Jerusalem is a name which dates from the Bronze Age, where Sumerian yeru is the first element and shows this refers to 'the foundation (settlement) of the god Shalem', this the god of this Bronze Age city. However the settlement is at least four thousand years old and had earlier names, too. Around 1330 BCE we find the name given as Urusalim and six centuries prior to that as Rusalim, both with identical meanings but different languages.
Tel Aviv is the Hebrew translation of the German Altneuland and speaks of 'the old new land'. The German name is from Nahum Solokov, he taking the name of the Mesopotamian site near Babylon mentioned in Ekekiel.
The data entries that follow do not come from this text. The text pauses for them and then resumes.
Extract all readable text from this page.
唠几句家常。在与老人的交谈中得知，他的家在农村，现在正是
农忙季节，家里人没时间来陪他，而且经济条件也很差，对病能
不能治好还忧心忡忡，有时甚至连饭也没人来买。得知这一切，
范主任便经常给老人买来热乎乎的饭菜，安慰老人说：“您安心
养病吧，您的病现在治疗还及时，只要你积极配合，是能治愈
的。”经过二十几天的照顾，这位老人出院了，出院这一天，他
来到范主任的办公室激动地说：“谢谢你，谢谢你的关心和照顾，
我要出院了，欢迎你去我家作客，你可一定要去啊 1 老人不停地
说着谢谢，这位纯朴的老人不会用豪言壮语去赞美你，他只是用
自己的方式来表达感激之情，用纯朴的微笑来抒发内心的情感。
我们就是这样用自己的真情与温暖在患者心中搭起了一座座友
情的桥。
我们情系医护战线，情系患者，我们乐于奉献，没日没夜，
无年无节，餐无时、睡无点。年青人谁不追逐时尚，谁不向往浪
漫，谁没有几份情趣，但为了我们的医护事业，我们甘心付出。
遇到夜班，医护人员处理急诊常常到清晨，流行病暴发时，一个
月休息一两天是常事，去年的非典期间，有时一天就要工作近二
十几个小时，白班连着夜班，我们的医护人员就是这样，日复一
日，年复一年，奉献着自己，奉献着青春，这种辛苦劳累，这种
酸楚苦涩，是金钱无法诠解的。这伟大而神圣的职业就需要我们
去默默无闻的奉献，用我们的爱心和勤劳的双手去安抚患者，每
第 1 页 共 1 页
The name is very new, chosen in 1910 from a number of suggestions.
Haifa was, around 2,000 years ago, known as Sycamium or 'the mound of the Ficus sycomorus trees'. The first mention of anything approaching the modern name is during Roman rule around the end of the 1st century, when Efa (later Hefa and Hepha, where the meaning is the same as the earlier name.
Rishon LeZion is derived from the Biblical verse "First to Zion are they and I shall give herald to Jerusalem".
Petah Tikva is Hebrew for 'opening of hope' and a comparatively recent name.
Netanya is from the Hebrew for 'God gave'.
Beersheba has several suggested origins, most often said to come from Hebrew be'er 'well' and sheva 'seven' or perhaps 'oath'. Both would refer to the story of Abraham.
Bnei Brak gets its name from the ancient city of Beneberak, meaning 'son of Iraq'.
Holon is from the Hebrew word holon meaning 'little sand'.
Rehovot is named for its 'wide expanses' by founder Israel Belkind.
Ashkelon is probably Western Semetic and therefore means 'to weigh', an indication of a trading post.
Beit Shemesh means 'house of the sun' or perhaps 'temple of the sun', a reference to the Canaanite sun-goddess Shemesh.
Kfar Saba means 'grandfather's village' but nobody has any idea why this name was chosen.
Herzliya is, quite simply, named after Theodor Herzl, who founded the settlement in 1924.
Hadera is Hebrew for 'the green one'.
Nazareth is a Hebrew word for 'branch', and is taken from the book of Isaiah.
Ra'anana is the Hebrew for 'fresh'.
Rahat has several meanings depending on which language the word originates. This could represent Arabic 'group', Aramaic 'run' or Hebrew 'trough'.
Hod HaSharon translates as 'splendour of the Sharon'.
Givatayim is the Hebrew for 'two hills'.
Nahariya is named from its location on the Ga'aton river, the Hebrew for 'river' being nahar.
Umm- al-Fahm is Arabic and can be translated to .Mother of Charocal', the forests around here were a plentiful suplly of wood for charcoal.
Kiryat Gat is named for Gath, one of the five major cities of the Philistines. From the Hebrew where gat means 'winepress'.
Eilat, a name found in the Old Testament, may come from the Hebrew of ayl which gave elah and refers to the Pistacia trees. These trees are found across across Africa, Eurasia and the southern part of North America, where these are cultivated for their seeds, today known as pistachios.
Note the spellings of the places are English as the piece is written in English.